Une vitrine mondiale et un réseau d’excellence qui communique
La semaine des lycées français dans le monde a montré la vitalité des établissements aux quatre coins de la planète. Que ce soit à travers le Label France Éducation ou les projets FLAM (Français Langue Maternelle), le réseau possède plusieurs entrées et ne se limite pas au seul enseignement sur programme français. L’AEFE assume donc une dimension d’enseignement francophone très nette pour accentuer son rayonnement général comme sa politique de coopération éducative avec des États partenaires.
Le « Grand Direct » de l’AEFE est une autre action emblématique d’un réseau qui mise sur la profonde implication des élèves et enseignants dans des projets éducatifs. Ici un direct mondial a été assuré depuis Dakar en impliquant 45 autres établissements et élèves devenus reporters d’un jour.
L’Orchestre des lycées français dans le monde (OLFM) qui faisait escale au printemps à Lisbonne est le moment fort de l’agenda culturel du réseau. Cette année plus de 250 élèves, choristes et musiciens, ont offert des concerts de haut niveau dans la capitale portugaise.
98% au baccalauréat
Trois événements médiatiques qui rappellent la cohésion du réseau et sa capacité à fédérer autour d’actions mobilisatrices pour les élèves et la communauté éducative.

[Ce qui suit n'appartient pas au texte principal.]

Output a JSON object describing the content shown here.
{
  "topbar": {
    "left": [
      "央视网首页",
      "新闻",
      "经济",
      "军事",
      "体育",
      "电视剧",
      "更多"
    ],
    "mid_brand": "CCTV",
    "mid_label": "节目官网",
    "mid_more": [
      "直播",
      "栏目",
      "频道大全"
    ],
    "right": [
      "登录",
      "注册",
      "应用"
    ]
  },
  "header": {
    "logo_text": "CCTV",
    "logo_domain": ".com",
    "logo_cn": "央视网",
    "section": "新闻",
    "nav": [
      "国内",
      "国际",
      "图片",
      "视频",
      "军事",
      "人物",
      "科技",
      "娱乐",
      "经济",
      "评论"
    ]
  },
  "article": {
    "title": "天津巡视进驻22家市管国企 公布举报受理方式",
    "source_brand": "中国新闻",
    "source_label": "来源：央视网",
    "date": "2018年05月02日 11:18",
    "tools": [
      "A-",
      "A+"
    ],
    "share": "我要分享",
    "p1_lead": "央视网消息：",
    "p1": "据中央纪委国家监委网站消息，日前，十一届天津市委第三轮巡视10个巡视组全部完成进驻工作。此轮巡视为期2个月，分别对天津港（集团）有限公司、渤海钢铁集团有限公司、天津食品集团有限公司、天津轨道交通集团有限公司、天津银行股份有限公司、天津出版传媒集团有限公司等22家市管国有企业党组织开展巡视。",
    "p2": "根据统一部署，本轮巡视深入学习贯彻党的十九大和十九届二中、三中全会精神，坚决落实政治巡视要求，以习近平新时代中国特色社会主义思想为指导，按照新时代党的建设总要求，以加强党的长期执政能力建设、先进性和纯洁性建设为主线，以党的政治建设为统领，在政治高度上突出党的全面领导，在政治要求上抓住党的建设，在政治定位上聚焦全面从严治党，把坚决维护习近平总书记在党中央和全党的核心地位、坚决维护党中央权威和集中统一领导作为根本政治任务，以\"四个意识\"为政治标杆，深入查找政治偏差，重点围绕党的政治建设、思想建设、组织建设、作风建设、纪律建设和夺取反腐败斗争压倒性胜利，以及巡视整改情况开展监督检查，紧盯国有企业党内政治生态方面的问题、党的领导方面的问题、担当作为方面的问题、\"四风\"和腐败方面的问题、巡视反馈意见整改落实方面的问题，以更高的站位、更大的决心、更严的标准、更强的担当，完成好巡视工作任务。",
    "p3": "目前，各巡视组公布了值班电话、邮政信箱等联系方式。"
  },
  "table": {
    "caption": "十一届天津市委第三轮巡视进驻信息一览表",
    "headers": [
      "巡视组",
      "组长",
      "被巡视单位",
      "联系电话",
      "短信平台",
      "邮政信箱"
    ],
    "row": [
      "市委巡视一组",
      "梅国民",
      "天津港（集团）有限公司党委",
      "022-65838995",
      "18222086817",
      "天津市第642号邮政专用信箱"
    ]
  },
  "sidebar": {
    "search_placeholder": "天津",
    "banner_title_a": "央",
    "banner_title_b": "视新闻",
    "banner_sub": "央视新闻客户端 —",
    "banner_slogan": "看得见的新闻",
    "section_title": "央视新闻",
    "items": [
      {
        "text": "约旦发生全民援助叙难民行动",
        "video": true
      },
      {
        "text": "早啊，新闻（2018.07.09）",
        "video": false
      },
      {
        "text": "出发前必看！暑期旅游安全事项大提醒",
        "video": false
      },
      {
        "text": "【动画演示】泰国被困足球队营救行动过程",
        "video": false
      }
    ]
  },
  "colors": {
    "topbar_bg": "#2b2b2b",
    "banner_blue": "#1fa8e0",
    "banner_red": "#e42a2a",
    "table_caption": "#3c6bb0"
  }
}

Avec un taux de réussite au baccalauréat de 98,3 % pour plus de 22000 candidats et 47 % de mentions « Très bien », la directrice générale de l’AEFE, Mme Claudia Scherer-Effosse, a pu légitimement saluer des résultats qui traduisent « l’engagement des élèves, la qualité du travail des équipes pédagogiques et la solidité de notre modèle éducatif ». Des résultats encore renforcés par des propositions d’admission sur Parcoursup de l’ordre de 93 %.

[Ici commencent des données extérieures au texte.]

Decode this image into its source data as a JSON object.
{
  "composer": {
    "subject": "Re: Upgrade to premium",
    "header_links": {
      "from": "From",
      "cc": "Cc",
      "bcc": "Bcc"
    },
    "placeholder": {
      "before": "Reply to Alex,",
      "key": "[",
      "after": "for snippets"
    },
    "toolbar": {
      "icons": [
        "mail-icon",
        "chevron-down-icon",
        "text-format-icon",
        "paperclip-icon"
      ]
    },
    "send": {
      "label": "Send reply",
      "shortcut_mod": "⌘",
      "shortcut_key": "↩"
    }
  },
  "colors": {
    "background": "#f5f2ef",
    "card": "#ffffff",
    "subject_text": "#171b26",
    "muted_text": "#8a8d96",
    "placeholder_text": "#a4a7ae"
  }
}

« Résultat du bac : La solidité de notre modèle éducatif »
Claudia Scherer-Effosse, Directrice générale de l’AEFE
Bourses scolaires : modernisation et numérisation mais baisse du budget
Un tournant important a été franchi en décembre avec la digitalisation des dossiers de bourses via SCOLAIDE. La procédure de demande de bourse est souvent critiquée par les familles pour sa lourdeur. L’AEFE a souhaité se moderniser tout en conservant la procédure de dépôt de dossier papier auprès des consulats. Pour garder le lien humain avec les familles.
Si l’outil promet de simplifier la procédure, il n’a pas éteint les inquiétudes, comme en témoigne la baisse de deux millions d’euros du budget des bourses et un nombre de familles demandeuses en baisse. Ce point est analysé comme une « auto-censure » des parents par des représentants des personnels toujours attentifs à ces aides qui permettent le maintien de la mixité sociale.
Gouvernance problématique et tensions sociales à l’AEFE
Le printemps 2025 a été traversé par des signaux d’alerte sociale allant crescendo. Les représentants des personnels et leurs trois syndicats présents à l’agence (FSU, UNSA, CFDT) ont dû donner de la voix.
Au-delà de l’inquiétude classique liée à une montée de la précarité et une dégradation des conditions de travail, les crispations sont allées croissantes entre l’administration et les représentants des personnels. Au cœur du litige, l’attitude générale de la direction, vue comme trop distante et verticale, et une trajectoire budgétaire vue comme dangereuse. Alors député, Stéphane Vojetta rappelait ainsi dans nos colonnes que le poids des cotisations retraite supporté par l’AEFE n’est qu’imparfaitement compensé par l’État. Le déficit de l’agence pour l’enseignement français à l’étranger se creuse donc mécaniquement de 70 millions d’euros par an et pèse logiquement sur l’augmentation des frais de scolarité.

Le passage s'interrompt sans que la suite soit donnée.